Perfect graph

The graph of the 3-3 duoprism (the line graph of $K_{3,3}$ ) is perfect. Here it is colored with three colors, with one of its 3-vertex maximum cliques highlighted.

In graph theory, a perfect graph is a graph in which the chromatic number equals the size of the maximum clique, both in the graph itself and in every induced subgraph. In all graphs, the chromatic number is greater than or equal to the size of the maximum clique, but they can be far apart. A graph is perfect when these numbers are equal, and remain equal after the deletion of arbitrary subsets of vertices.
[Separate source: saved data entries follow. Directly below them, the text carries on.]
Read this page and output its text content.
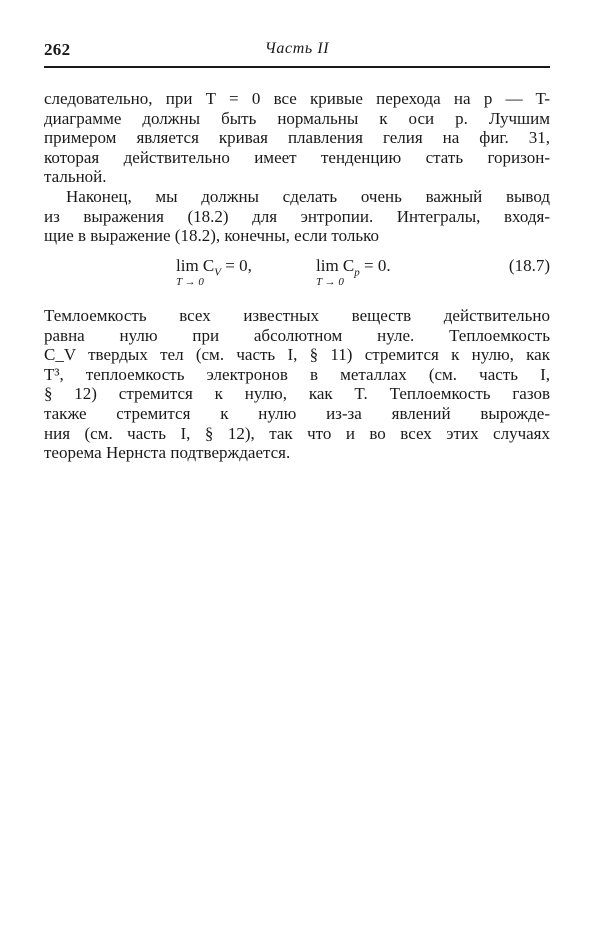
262	Часть II

следовательно, при T = 0 все кривые перехода на p — T-
диаграмме должны быть нормальны к оси p. Лучшим
примером является кривая плавления гелия на фиг. 31,
которая действительно имеет тенденцию стать горизон-
тальной.

Наконец, мы должны сделать очень важный вывод
из выражения (18.2) для энтропии. Интегралы, входя-
щие в выражение (18.2), конечны, если только

$\lim C_V = 0$,
T → 0
$\lim C_p = 0$.
T → 0
(18.7)

Темлоемкость всех известных веществ действительно
равна нулю при абсолютном нуле. Теплоемкость
C_V твердых тел (см. часть I, § 11) стремится к нулю, как
T³, теплоемкость электронов в металлах (см. часть I,
§ 12) стремится к нулю, как T. Теплоемкость газов
также стремится к нулю из-за явлений вырожде-
ния (см. часть I, § 12), так что и во всех этих случаях
теорема Нернста подтверждается.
The perfect graphs include many important families of graphs and serve to unify results relating colorings and cliques in those families. For instance, in all perfect graphs, the graph coloring problem, maximum clique problem, and maximum independent set problem can all be solved in polynomial time, despite their greater complexity for non-perfect graphs. In addition, several important minimax theorems in combinatorics, including Dilworth's theorem and Mirsky's theorem on partially ordered sets, Kőnig's theorem on matchings, and the Erdős–Szekeres theorem on monotonic sequences, can be expressed in terms of the perfection of certain associated graphs.

The perfect graph theorem states that the complement graph of a perfect graph is also perfect. The strong perfect graph theorem characterizes the perfect graphs in terms of certain forbidden induced subgraphs, leading to a polynomial time algorithm for testing whether a graph is perfect.